Harberger Taxes are a key component for the Geo Web’s value proposition.
Harberger Taxes entered the mainstream consciousness of Web3 with Eric A. Posner & Glen Weyl’s book, Radical Markets. Vitalik Buterin wrote the forward for the book and has expressed his interest in the book’s ideas applied to the blockchain space in blog posts, tweets, and presentations.
Vitalik’s enthusiasm and the natural fit between crypto and the Harberger scheme have inspired numerous experimental implementations. We researched and used one such reference implementation for our HackFS prototype, but all of the examples that we found have a fatal flaw: scalability.
Existing implementations deal with tax collection on a one-to-one basis: a user claims an NFT, prepaid funds are locked in a smart contract, and taxes are individually collected on demand or at transfer (based on the duration of time the asset is held).

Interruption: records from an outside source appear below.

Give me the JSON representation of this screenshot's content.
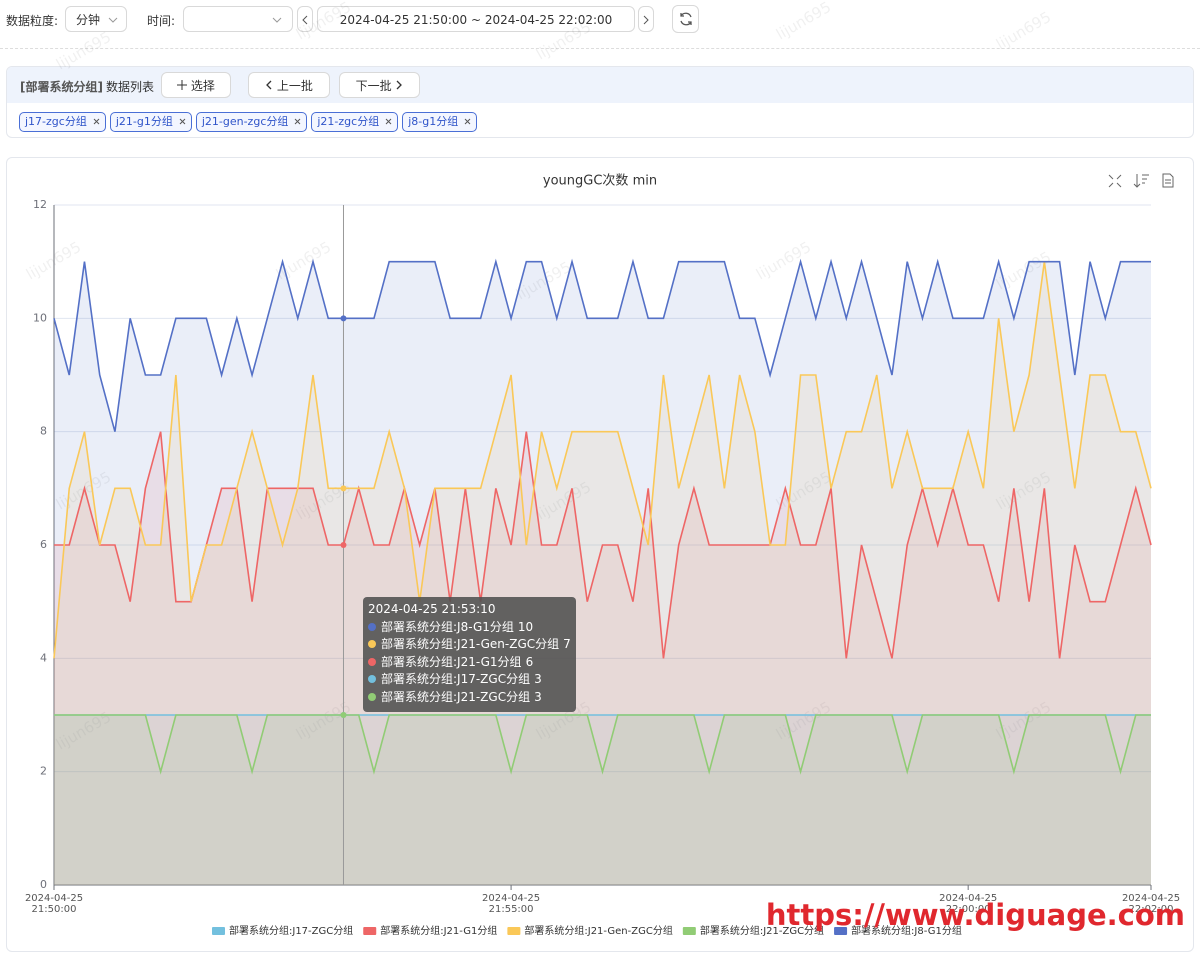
{
  "toolbar": {
    "granularity_label": "数据粒度:",
    "granularity_value": "分钟",
    "time_label": "时间:",
    "range_start": "2024-04-25 21:50:00",
    "range_sep": "~",
    "range_end": "2024-04-25 22:02:00"
  },
  "panel": {
    "group": "[部署系统分组]",
    "list_label": "数据列表",
    "select": "选择",
    "prev": "上一批",
    "next": "下一批",
    "tags": [
      "j17-zgc分组",
      "j21-g1分组",
      "j21-gen-zgc分组",
      "j21-zgc分组",
      "j8-g1分组"
    ]
  },
  "watermark": "lijun695",
  "site_watermark": "https://www.diguage.com",
  "chart_data": {
    "type": "line",
    "title": "youngGC次数 min",
    "area": true,
    "grid": true,
    "legend": "bottom",
    "x": [
      "2024-04-25 21:50:00",
      "2024-04-25 21:50:10",
      "2024-04-25 21:50:20",
      "2024-04-25 21:50:30",
      "2024-04-25 21:50:40",
      "2024-04-25 21:50:50",
      "2024-04-25 21:51:00",
      "2024-04-25 21:51:10",
      "2024-04-25 21:51:20",
      "2024-04-25 21:51:30",
      "2024-04-25 21:51:40",
      "2024-04-25 21:51:50",
      "2024-04-25 21:52:00",
      "2024-04-25 21:52:10",
      "2024-04-25 21:52:20",
      "2024-04-25 21:52:30",
      "2024-04-25 21:52:40",
      "2024-04-25 21:52:50",
      "2024-04-25 21:53:00",
      "2024-04-25 21:53:10",
      "2024-04-25 21:53:20",
      "2024-04-25 21:53:30",
      "2024-04-25 21:53:40",
      "2024-04-25 21:53:50",
      "2024-04-25 21:54:00",
      "2024-04-25 21:54:10",
      "2024-04-25 21:54:20",
      "2024-04-25 21:54:30",
      "2024-04-25 21:54:40",
      "2024-04-25 21:54:50",
      "2024-04-25 21:55:00",
      "2024-04-25 21:55:10",
      "2024-04-25 21:55:20",
      "2024-04-25 21:55:30",
      "2024-04-25 21:55:40",
      "2024-04-25 21:55:50",
      "2024-04-25 21:56:00",
      "2024-04-25 21:56:10",
      "2024-04-25 21:56:20",
      "2024-04-25 21:56:30",
      "2024-04-25 21:56:40",
      "2024-04-25 21:56:50",
      "2024-04-25 21:57:00",
      "2024-04-25 21:57:10",
      "2024-04-25 21:57:20",
      "2024-04-25 21:57:30",
      "2024-04-25 21:57:40",
      "2024-04-25 21:57:50",
      "2024-04-25 21:58:00",
      "2024-04-25 21:58:10",
      "2024-04-25 21:58:20",
      "2024-04-25 21:58:30",
      "2024-04-25 21:58:40",
      "2024-04-25 21:58:50",
      "2024-04-25 21:59:00",
      "2024-04-25 21:59:10",
      "2024-04-25 21:59:20",
      "2024-04-25 21:59:30",
      "2024-04-25 21:59:40",
      "2024-04-25 21:59:50",
      "2024-04-25 22:00:00",
      "2024-04-25 22:00:10",
      "2024-04-25 22:00:20",
      "2024-04-25 22:00:30",
      "2024-04-25 22:00:40",
      "2024-04-25 22:00:50",
      "2024-04-25 22:01:00",
      "2024-04-25 22:01:10",
      "2024-04-25 22:01:20",
      "2024-04-25 22:01:30",
      "2024-04-25 22:01:40",
      "2024-04-25 22:01:50",
      "2024-04-25 22:02:00"
    ],
    "xlim": [
      "2024-04-25 21:50:00",
      "2024-04-25 22:02:00"
    ],
    "xticks": [
      {
        "value": "2024-04-25 21:50:00",
        "label": "2024-04-25\n21:50:00"
      },
      {
        "value": "2024-04-25 21:55:00",
        "label": "2024-04-25\n21:55:00"
      },
      {
        "value": "2024-04-25 22:00:00",
        "label": "2024-04-25\n22:00:00"
      },
      {
        "value": "2024-04-25 22:02:00",
        "label": "2024-04-25\n22:02:00"
      }
    ],
    "ylim": [
      0,
      12
    ],
    "yticks": [
      0,
      2,
      4,
      6,
      8,
      10,
      12
    ],
    "tooltip_index": 19,
    "tooltip_order": [
      4,
      2,
      1,
      0,
      3
    ],
    "series": [
      {
        "name": "部署系统分组:J17-ZGC分组",
        "color": "#73c0de",
        "values": [
          3,
          3,
          3,
          3,
          3,
          3,
          3,
          3,
          3,
          3,
          3,
          3,
          3,
          3,
          3,
          3,
          3,
          3,
          3,
          3,
          3,
          3,
          3,
          3,
          3,
          3,
          3,
          3,
          3,
          3,
          3,
          3,
          3,
          3,
          3,
          3,
          3,
          3,
          3,
          3,
          3,
          3,
          3,
          3,
          3,
          3,
          3,
          3,
          3,
          3,
          3,
          3,
          3,
          3,
          3,
          3,
          3,
          3,
          3,
          3,
          3,
          3,
          3,
          3,
          3,
          3,
          3,
          3,
          3,
          3,
          3,
          3,
          3
        ]
      },
      {
        "name": "部署系统分组:J21-G1分组",
        "color": "#ee6666",
        "values": [
          6,
          6,
          7,
          6,
          6,
          5,
          7,
          8,
          5,
          5,
          6,
          7,
          7,
          5,
          7,
          7,
          7,
          7,
          6,
          6,
          7,
          6,
          6,
          7,
          6,
          7,
          5,
          7,
          5,
          7,
          6,
          8,
          6,
          6,
          7,
          5,
          6,
          6,
          5,
          7,
          4,
          6,
          7,
          6,
          6,
          6,
          6,
          6,
          7,
          6,
          6,
          7,
          4,
          6,
          5,
          4,
          6,
          7,
          6,
          7,
          6,
          6,
          5,
          7,
          5,
          7,
          4,
          6,
          5,
          5,
          6,
          7,
          6
        ]
      },
      {
        "name": "部署系统分组:J21-Gen-ZGC分组",
        "color": "#fac858",
        "values": [
          4,
          7,
          8,
          6,
          7,
          7,
          6,
          6,
          9,
          5,
          6,
          6,
          7,
          8,
          7,
          6,
          7,
          9,
          7,
          7,
          7,
          7,
          8,
          7,
          5,
          7,
          7,
          7,
          7,
          8,
          9,
          6,
          8,
          7,
          8,
          8,
          8,
          8,
          7,
          6,
          9,
          7,
          8,
          9,
          7,
          9,
          8,
          6,
          6,
          9,
          9,
          7,
          8,
          8,
          9,
          7,
          8,
          7,
          7,
          7,
          8,
          7,
          10,
          8,
          9,
          11,
          9,
          7,
          9,
          9,
          8,
          8,
          7
        ]
      },
      {
        "name": "部署系统分组:J21-ZGC分组",
        "color": "#91cc75",
        "values": [
          3,
          3,
          3,
          3,
          3,
          3,
          3,
          2,
          3,
          3,
          3,
          3,
          3,
          2,
          3,
          3,
          3,
          3,
          3,
          3,
          3,
          2,
          3,
          3,
          3,
          3,
          3,
          3,
          3,
          3,
          2,
          3,
          3,
          3,
          3,
          3,
          2,
          3,
          3,
          3,
          3,
          3,
          3,
          2,
          3,
          3,
          3,
          3,
          3,
          2,
          3,
          3,
          3,
          3,
          3,
          3,
          2,
          3,
          3,
          3,
          3,
          3,
          3,
          2,
          3,
          3,
          3,
          3,
          3,
          3,
          2,
          3,
          3
        ]
      },
      {
        "name": "部署系统分组:J8-G1分组",
        "color": "#5470c6",
        "values": [
          10,
          9,
          11,
          9,
          8,
          10,
          9,
          9,
          10,
          10,
          10,
          9,
          10,
          9,
          10,
          11,
          10,
          11,
          10,
          10,
          10,
          10,
          11,
          11,
          11,
          11,
          10,
          10,
          10,
          11,
          10,
          11,
          11,
          10,
          11,
          10,
          10,
          10,
          11,
          10,
          10,
          11,
          11,
          11,
          11,
          10,
          10,
          9,
          10,
          11,
          10,
          11,
          10,
          11,
          10,
          9,
          11,
          10,
          11,
          10,
          10,
          10,
          11,
          10,
          11,
          11,
          11,
          9,
          11,
          10,
          11,
          11,
          11
        ]
      }
    ]
  }
}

Unused funds are returned to the owner if there is a transfer.
The time and gas required to collect taxes scales linearly with the number of outstanding NFTs. Even if gas prices aren’t insanely high (as they have been lately), this is too inefficient to implement for the Geo Web. So this week, we went about designing a tax mechanism that could conceivably scale to global adoption. Here’s what we came up with:
When anyone claims or buys a Geo Web land parcel (an NFT), they must also deposit funds (prepaid taxes) into a master Harberger Tax smart contract
An expiration date for each NFT is calculated based on the self-assessed value, taxes paid, and the tax rate
The expiration date is recalculated with any deposit, withdraw, or a self-assessed value modification transaction.

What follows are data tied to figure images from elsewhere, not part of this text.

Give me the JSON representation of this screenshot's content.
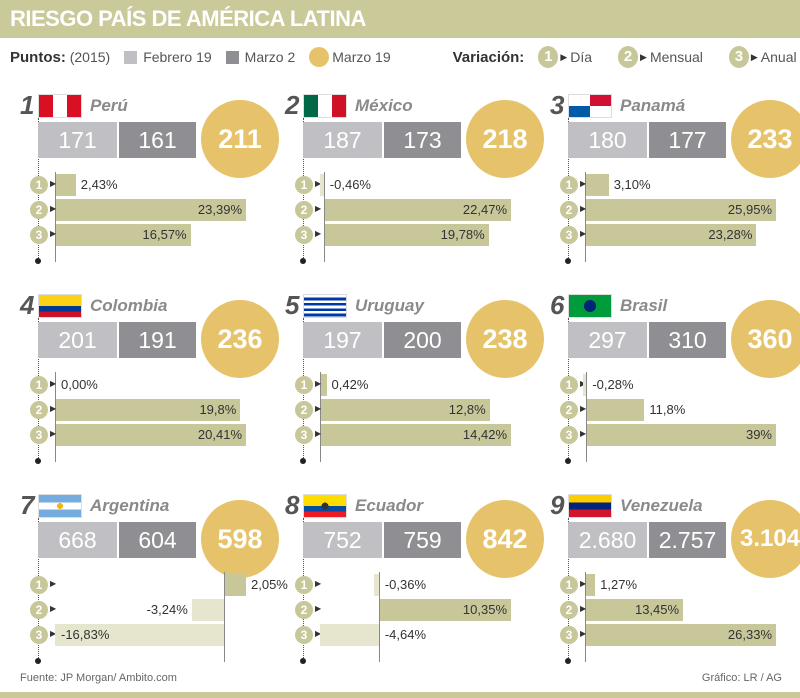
{
  "title": "RIESGO PAÍS DE AMÉRICA LATINA",
  "legend": {
    "puntos_label": "Puntos:",
    "year": "(2015)",
    "series": [
      "Febrero 19",
      "Marzo 2",
      "Marzo 19"
    ],
    "variacion_label": "Variación:",
    "variaciones": [
      {
        "n": "1",
        "label": "Día"
      },
      {
        "n": "2",
        "label": "Mensual"
      },
      {
        "n": "3",
        "label": "Anual"
      }
    ]
  },
  "colors": {
    "febrero": "#c0c0c4",
    "marzo2": "#8e8e93",
    "marzo19": "#e6c36a",
    "bar": "#c8c79a",
    "bar_negative": "#e6e6cf",
    "header": "#c9c99a"
  },
  "chart_data": {
    "type": "bar",
    "countries": [
      {
        "rank": "1",
        "name": "Perú",
        "flag": "peru",
        "puntos": [
          "171",
          "161",
          "211"
        ],
        "variacion": [
          2.43,
          23.39,
          16.57
        ],
        "labels": [
          "2,43%",
          "23,39%",
          "16,57%"
        ]
      },
      {
        "rank": "2",
        "name": "México",
        "flag": "mexico",
        "puntos": [
          "187",
          "173",
          "218"
        ],
        "variacion": [
          -0.46,
          22.47,
          19.78
        ],
        "labels": [
          "-0,46%",
          "22,47%",
          "19,78%"
        ]
      },
      {
        "rank": "3",
        "name": "Panamá",
        "flag": "panama",
        "puntos": [
          "180",
          "177",
          "233"
        ],
        "variacion": [
          3.1,
          25.95,
          23.28
        ],
        "labels": [
          "3,10%",
          "25,95%",
          "23,28%"
        ]
      },
      {
        "rank": "4",
        "name": "Colombia",
        "flag": "colombia",
        "puntos": [
          "201",
          "191",
          "236"
        ],
        "variacion": [
          0.0,
          19.8,
          20.41
        ],
        "labels": [
          "0,00%",
          "19,8%",
          "20,41%"
        ]
      },
      {
        "rank": "5",
        "name": "Uruguay",
        "flag": "uruguay",
        "puntos": [
          "197",
          "200",
          "238"
        ],
        "variacion": [
          0.42,
          12.8,
          14.42
        ],
        "labels": [
          "0,42%",
          "12,8%",
          "14,42%"
        ]
      },
      {
        "rank": "6",
        "name": "Brasil",
        "flag": "brasil",
        "puntos": [
          "297",
          "310",
          "360"
        ],
        "variacion": [
          -0.28,
          11.8,
          39
        ],
        "labels": [
          "-0,28%",
          "11,8%",
          "39%"
        ]
      },
      {
        "rank": "7",
        "name": "Argentina",
        "flag": "argentina",
        "puntos": [
          "668",
          "604",
          "598"
        ],
        "variacion": [
          2.05,
          -3.24,
          -16.83
        ],
        "labels": [
          "2,05%",
          "-3,24%",
          "-16,83%"
        ]
      },
      {
        "rank": "8",
        "name": "Ecuador",
        "flag": "ecuador",
        "puntos": [
          "752",
          "759",
          "842"
        ],
        "variacion": [
          -0.36,
          10.35,
          -4.64
        ],
        "labels": [
          "-0,36%",
          "10,35%",
          "-4,64%"
        ]
      },
      {
        "rank": "9",
        "name": "Venezuela",
        "flag": "venezuela",
        "puntos": [
          "2.680",
          "2.757",
          "3.104"
        ],
        "variacion": [
          1.27,
          13.45,
          26.33
        ],
        "labels": [
          "1,27%",
          "13,45%",
          "26,33%"
        ]
      }
    ]
  },
  "footer": {
    "source": "Fuente: JP Morgan/ Ambito.com",
    "credit": "Gráfico: LR / AG"
  }
}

If an expiration date passes (i.e. prepaid taxes run out), ownership of the NFT is forfeited (potentially with some buffer mechanisms)
If there is a forced sale, the smart contract refunds the owner’s unused prepaid taxes (calculated using the expiration date, transaction date, self-assessed value, & tax rate) along with the proceeds of the sale
All of these basic functions can be achieved with straight forward math on a transaction-by-transaction basis.
The new part is calculating earned taxes (aggregate funds that can be collected by the Geo Web org* from the contract) and a required reserves (unearned/prepaid taxes that must remain locked for potential refunds):
Required Reserve (T1) = Reserve (T0) + New Taxes Paid - Taxes Returned - Sum of Self-Assessed Values (T0)*(Tax Rate*Duration(T1-T0))
The above assumes a universal tax rate, but could be modified to handle multiple tax rates. We’ll likely measure duration between transactions in seconds, so the tax rate used in the formula would be per second.
Total Contract Funds (T1) - Required Reserve (T1) = Funds Available to Withdraw (T1)
The required reserve formula is concurrently updated with each of our basic contract functions. Aggregate tax collection/withdraws are now a constant time complexity transaction (thereby saving the fate of the Geo Web and the Ethereum blockchain).
Did we get this right? Let us know what you think! We’ll catch you in Week 3.
*This is a big discussion for another day, but we envision Harberger Tax funds being managed through a multi-sig authority to start. The funds will be used to support network development and other public goods (Gitcoin! Quadratic funding!). We’ll transition to more decentralized methods such as governance tokens or a DAO as the network matures.